AWS Aurora Postgres logoIf you're a Faraday user who relies on AWS Aurora Postgres, integrating Rep assignment predictions could make your job a whole lot smoother. By using this type of prediction, you can automatically assign leads and customers to the reps who are most likely to engage them effectively. This means your database not only stores your customer data but also becomes a smart tool for optimizing your team's efforts. It’s a practical step to streamline your operations, help your reps connect better with prospects, and ultimately enhance your customer relationships. It’s a handy feature that fits right into your Aurora setup without making things complicated.
  1. Step 1

    Connect your data sources

    Use the link below to connect AWS Aurora Postgres to Faraday.
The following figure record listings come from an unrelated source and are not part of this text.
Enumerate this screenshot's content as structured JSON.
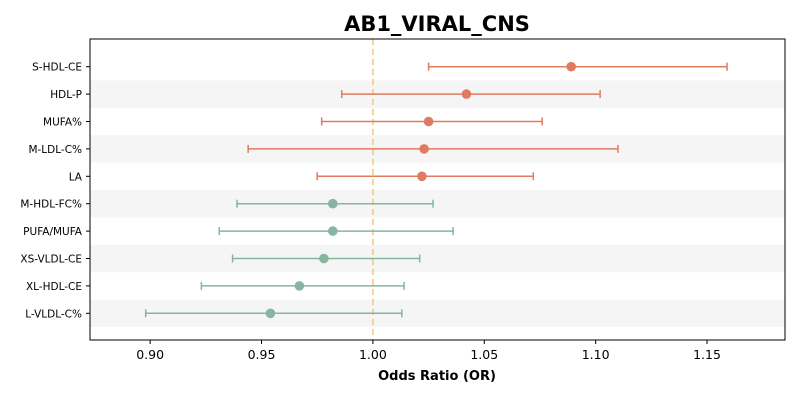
{
  "chart_data": {
    "type": "forest",
    "title": "AB1_VIRAL_CNS",
    "xlabel": "Odds Ratio (OR)",
    "ylabel": "",
    "xlim": [
      0.873,
      1.185
    ],
    "xticks": [
      "0.90",
      "0.95",
      "1.00",
      "1.05",
      "1.10",
      "1.15"
    ],
    "reference_line": 1.0,
    "reference_color": "#f0c987",
    "colors": {
      "positive": "#e07b62",
      "negative": "#86b5a0",
      "band": "#f5f5f5"
    },
    "grid": false,
    "rows": [
      {
        "label": "S-HDL-CE",
        "or": 1.089,
        "lower": 1.025,
        "upper": 1.159
      },
      {
        "label": "HDL-P",
        "or": 1.042,
        "lower": 0.986,
        "upper": 1.102
      },
      {
        "label": "MUFA%",
        "or": 1.025,
        "lower": 0.977,
        "upper": 1.076
      },
      {
        "label": "M-LDL-C%",
        "or": 1.023,
        "lower": 0.944,
        "upper": 1.11
      },
      {
        "label": "LA",
        "or": 1.022,
        "lower": 0.975,
        "upper": 1.072
      },
      {
        "label": "M-HDL-FC%",
        "or": 0.982,
        "lower": 0.939,
        "upper": 1.027
      },
      {
        "label": "PUFA/MUFA",
        "or": 0.982,
        "lower": 0.931,
        "upper": 1.036
      },
      {
        "label": "XS-VLDL-CE",
        "or": 0.978,
        "lower": 0.937,
        "upper": 1.021
      },
      {
        "label": "XL-HDL-CE",
        "or": 0.967,
        "lower": 0.923,
        "upper": 1.014
      },
      {
        "label": "L-VLDL-C%",
        "or": 0.954,
        "lower": 0.898,
        "upper": 1.013
      }
    ]
  }
}
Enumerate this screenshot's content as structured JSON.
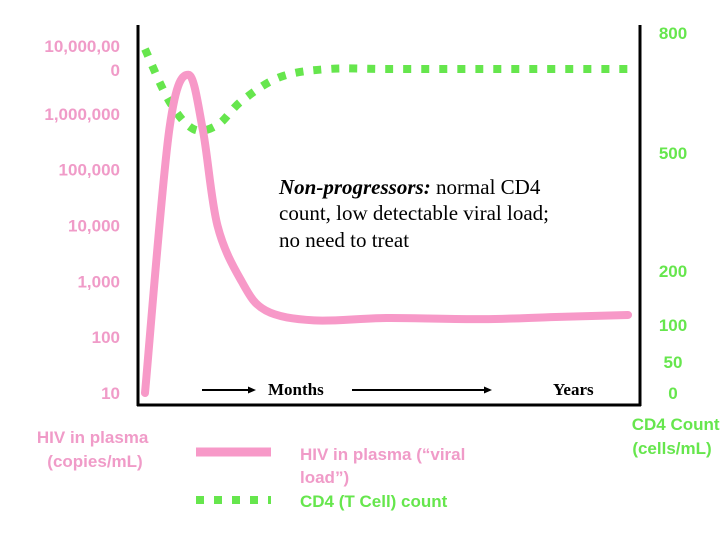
{
  "chart_data": {
    "type": "line",
    "title": "",
    "annotation": {
      "bold_italic": "Non-progressors:",
      "line1_rest": " normal CD4",
      "line2": "count, low detectable viral load;",
      "line3": "no need to treat"
    },
    "x_axis": {
      "labels": [
        "Months",
        "Years"
      ],
      "arrows": 2,
      "scale": "qualitative time (months then years)"
    },
    "left_axis": {
      "title_lines": [
        "HIV in plasma",
        "(copies/mL)"
      ],
      "scale": "log",
      "ticks": [
        {
          "value": 10000000,
          "label_lines": [
            "10,000,00",
            "0"
          ]
        },
        {
          "value": 1000000,
          "label_lines": [
            "1,000,000"
          ]
        },
        {
          "value": 100000,
          "label_lines": [
            "100,000"
          ]
        },
        {
          "value": 10000,
          "label_lines": [
            "10,000"
          ]
        },
        {
          "value": 1000,
          "label_lines": [
            "1,000"
          ]
        },
        {
          "value": 100,
          "label_lines": [
            "100"
          ]
        },
        {
          "value": 10,
          "label_lines": [
            "10"
          ]
        }
      ],
      "color": "#f09bc8"
    },
    "right_axis": {
      "title_lines": [
        "CD4 Count",
        "(cells/mL)"
      ],
      "ticks": [
        {
          "value": 800,
          "label": "800"
        },
        {
          "value": 500,
          "label": "500"
        },
        {
          "value": 200,
          "label": "200"
        },
        {
          "value": 100,
          "label": "100"
        },
        {
          "value": 50,
          "label": "50"
        },
        {
          "value": 0,
          "label": "0"
        }
      ],
      "color": "#66e64d"
    },
    "series": [
      {
        "name": "HIV in plasma (“viral load”)",
        "axis": "left",
        "style": "solid",
        "color": "#f799c8",
        "x": [
          0,
          0.05,
          0.09,
          0.12,
          0.15,
          0.2,
          0.25,
          0.35,
          0.5,
          0.7,
          0.85,
          1.0
        ],
        "values": [
          10,
          500000,
          5000000,
          500000,
          10000,
          1000,
          300,
          200,
          220,
          210,
          230,
          250
        ]
      },
      {
        "name": "CD4 (T Cell) count",
        "axis": "right",
        "style": "dotted",
        "color": "#66e64d",
        "x": [
          0,
          0.05,
          0.1,
          0.15,
          0.2,
          0.28,
          0.38,
          0.5,
          0.7,
          0.85,
          1.0
        ],
        "values": [
          760,
          630,
          560,
          570,
          630,
          690,
          710,
          710,
          710,
          710,
          710
        ]
      }
    ],
    "legend": {
      "position": "bottom",
      "entries": [
        {
          "label_lines": [
            "HIV in plasma (“viral",
            "load”)"
          ],
          "style": "solid",
          "color": "#f799c8"
        },
        {
          "label_lines": [
            "CD4 (T Cell) count"
          ],
          "style": "dotted",
          "color": "#66e64d"
        }
      ]
    },
    "grid": false
  }
}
You can also skip this step and use CSV files to get started instead.
  2. Step 2

    Ingest your data into event streams

    This allows Faraday to understand what your data means. These links will guide you through ingesting the data necessary to power this template.
  3. Step 3

    Organize your customer data

    You'll create groups, called cohorts, that are the essential building blocks of Faraday and allow you to easily predict any customer behavior.
  4. Step 4

    Declare your prediction objectives

    With your cohorts defined, it's easy to instruct Faraday to predict the necessary behaviors. Follow the docs with the link below.
  5. Step 5

    Define your rep assignment pipeline and deploy to AWS Aurora Postgres

    Finally, deploy your prediction with the link below.
  6. Step 6

    Deploy to AWS Aurora Postgres

    Create a deployment target using the AWS Aurora Postgres connection you created above. Or, get started by simply deploying to CSV.